I had a few design objectives for the project:
- Control 10 switches controlled by DZ-2500s, and 1 controlled by a DZ-1000/DZ-2000.
- Switch position should be toggled by one press of a momentary button.
- Indicate switch status with bicolor LEDs.
- Provide an indication when any yards were open (to guard against trains on the mainline running into the yard)
- Provide one-touch control to open or close all the yard switches.
At least the DZ-2500s might be done with discrete logic, but I had plenty of Arduino parts on hand (and time) so I decided the project would be based on an Arduino Pro Mini. The Arduino reads and controls the switches directly, and controls the LEDs with two MCP23017 expander chips over I2c. Power is supplied by a half-wave rectified supply with a Pololu 5V buck regulator.
I designed a PCB in Diptrace, sent it off to OSH Park, and got back my boards a little over a week later. Here is the assembled board:
The switches with DZ-2500s were easy: the DZ-2500 drives the white wire to 5V when the switch is curved, and to 1.1V when through. So the Arduino reads the switch state directly from the white wire, and pulls the white wire low to toggle the switch position.

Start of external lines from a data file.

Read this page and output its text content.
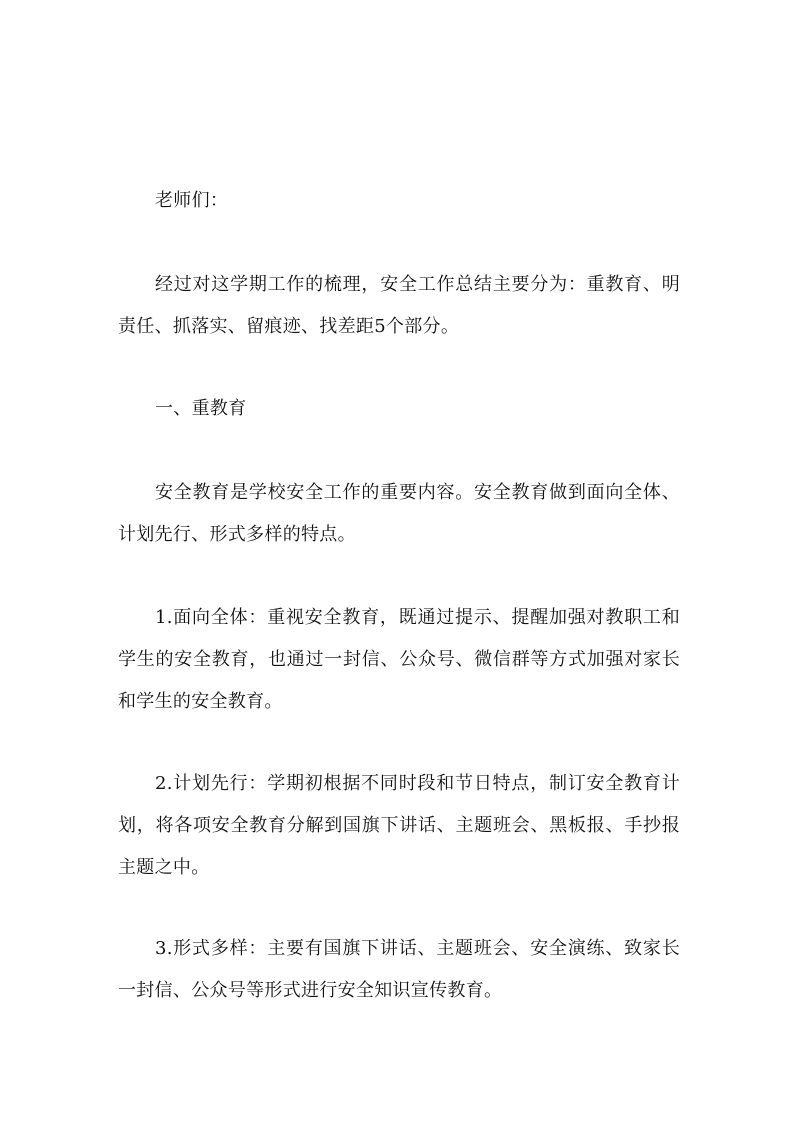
老师们：

经过对这学期工作的梳理，安全工作总结主要分为：重教育、明责任、抓落实、留痕迹、找差距5个部分。

一、重教育

安全教育是学校安全工作的重要内容。安全教育做到面向全体、计划先行、形式多样的特点。

1.面向全体：重视安全教育，既通过提示、提醒加强对教职工和学生的安全教育，也通过一封信、公众号、微信群等方式加强对家长和学生的安全教育。

2.计划先行：学期初根据不同时段和节日特点，制订安全教育计划，将各项安全教育分解到国旗下讲话、主题班会、黑板报、手抄报主题之中。

3.形式多样：主要有国旗下讲话、主题班会、安全演练、致家长一封信、公众号等形式进行安全知识宣传教育。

The switch with a DZ-1000 was more of a challenge, since it was never designed for single wire control like the DZ-2500. The DZ-2000 controller also has a white wire that is supposed to indicate switch position, but I discovered it only indicate the last commanded position of the switch. If the switch was thrown manually or by the non-derailing connections it would not be correct.

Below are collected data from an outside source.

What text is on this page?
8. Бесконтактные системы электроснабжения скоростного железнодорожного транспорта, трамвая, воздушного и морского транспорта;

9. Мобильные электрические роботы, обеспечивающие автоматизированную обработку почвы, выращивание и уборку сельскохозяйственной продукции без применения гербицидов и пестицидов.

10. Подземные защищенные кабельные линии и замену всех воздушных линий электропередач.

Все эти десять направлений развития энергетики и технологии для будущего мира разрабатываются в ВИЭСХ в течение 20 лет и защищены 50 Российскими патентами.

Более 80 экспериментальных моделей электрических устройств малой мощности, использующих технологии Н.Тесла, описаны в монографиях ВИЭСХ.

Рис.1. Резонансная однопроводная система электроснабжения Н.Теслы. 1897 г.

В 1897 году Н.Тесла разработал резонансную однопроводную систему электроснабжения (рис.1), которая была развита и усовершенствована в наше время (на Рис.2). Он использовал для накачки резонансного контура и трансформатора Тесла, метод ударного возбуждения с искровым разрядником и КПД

However, experimentation showed that while connected to the DZ-2000, one of the DZ-1000 control wires is low when curved, and has a sine wave ranging from +3V to +18V when through. I’ve no idea why that voltage appears, but I could feed it to an Arduino input and get a high signal. Because the signal is up to 18V, I used a 47k series resistor to keep the current to about 0.25 mA – supposedly within the safe zone for the input pin’s clamping diodes.
To control the DZ-1000, I used triacs connected to each control wire. The Arduino reads the current state of the switch and fires the appropriate triac to toggle the switch.

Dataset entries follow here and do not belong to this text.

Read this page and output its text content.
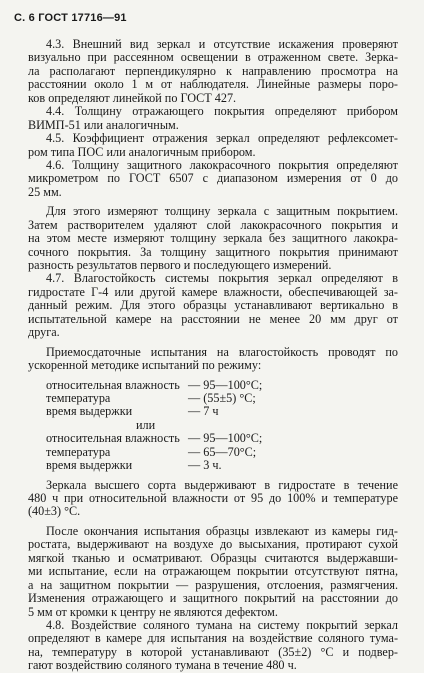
С. 6 ГОСТ 17716—91
4.3. Внешний вид зеркал и отсутствие искажения проверяют
визуально при рассеянном освещении в отраженном свете. Зерка-
ла располагают перпендикулярно к направлению просмотра на
расстоянии около 1 м от наблюдателя. Линейные размеры поро-
ков определяют линейкой по ГОСТ 427.
4.4. Толщину отражающего покрытия определяют прибором
ВИМП-51 или аналогичным.
4.5. Коэффициент отражения зеркал определяют рефлексомет-
ром типа ПОС или аналогичным прибором.
4.6. Толщину защитного лакокрасочного покрытия определяют
микрометром по ГОСТ 6507 с диапазоном измерения от 0 до
25 мм.
Для этого измеряют толщину зеркала с защитным покрытием.
Затем растворителем удаляют слой лакокрасочного покрытия и
на этом месте измеряют толщину зеркала без защитного лакокра-
сочного покрытия. За толщину защитного покрытия принимают
разность результатов первого и последующего измерений.
4.7. Влагостойкость системы покрытия зеркал определяют в
гидростате Г-4 или другой камере влажности, обеспечивающей за-
данный режим. Для этого образцы устанавливают вертикально в
испытательной камере на расстоянии не менее 20 мм друг от
друга.
Приемосдаточные испытания на влагостойкость проводят по
ускоренной методике испытаний по режиму:
относительная влажность — 95—100°С;
температура	— (55±5) °С;
время выдержки	— 7 ч
или
относительная влажность — 95—100°С;
температура	— 65—70°С;
время выдержки	— 3 ч.
Зеркала высшего сорта выдерживают в гидростате в течение
480 ч при относительной влажности от 95 до 100% и температуре
(40±3) °С.
После окончания испытания образцы извлекают из камеры гид-
ростата, выдерживают на воздухе до высыхания, протирают сухой
мягкой тканью и осматривают. Образцы считаются выдержавши-
ми испытание, если на отражающем покрытии отсутствуют пятна,
а на защитном покрытии — разрушения, отслоения, размягчения.
Изменения отражающего и защитного покрытий на расстоянии до
5 мм от кромки к центру не являются дефектом.
4.8. Воздействие соляного тумана на систему покрытий зеркал
определяют в камере для испытания на воздействие соляного тума-
на, температуру в которой устанавливают (35±2) °С и подвер-
гают воздействию соляного тумана в течение 480 ч.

I built an enclosure from some plywood and Masonite, and painted it with Rustoleum silver hammered spray:
Toggles and LEDs installed. The wiring is unusually neat for me:
Neatness didn’t last. After much stringing of wires under the layout and cursing of terminal blocks:
And the panel installed and running!
The “YARDS” LED is green when the yards are closed, and blinking when any yard is open. Pressing the associated toggle closes any yard switches that are open, or, if all the yards are closed off, opens them all.
Maybe over-engineered to implement basic switch functionality, but it was a fun project, and will make running trains (especially under DCS) a lot smoother than when switching was only with the remote.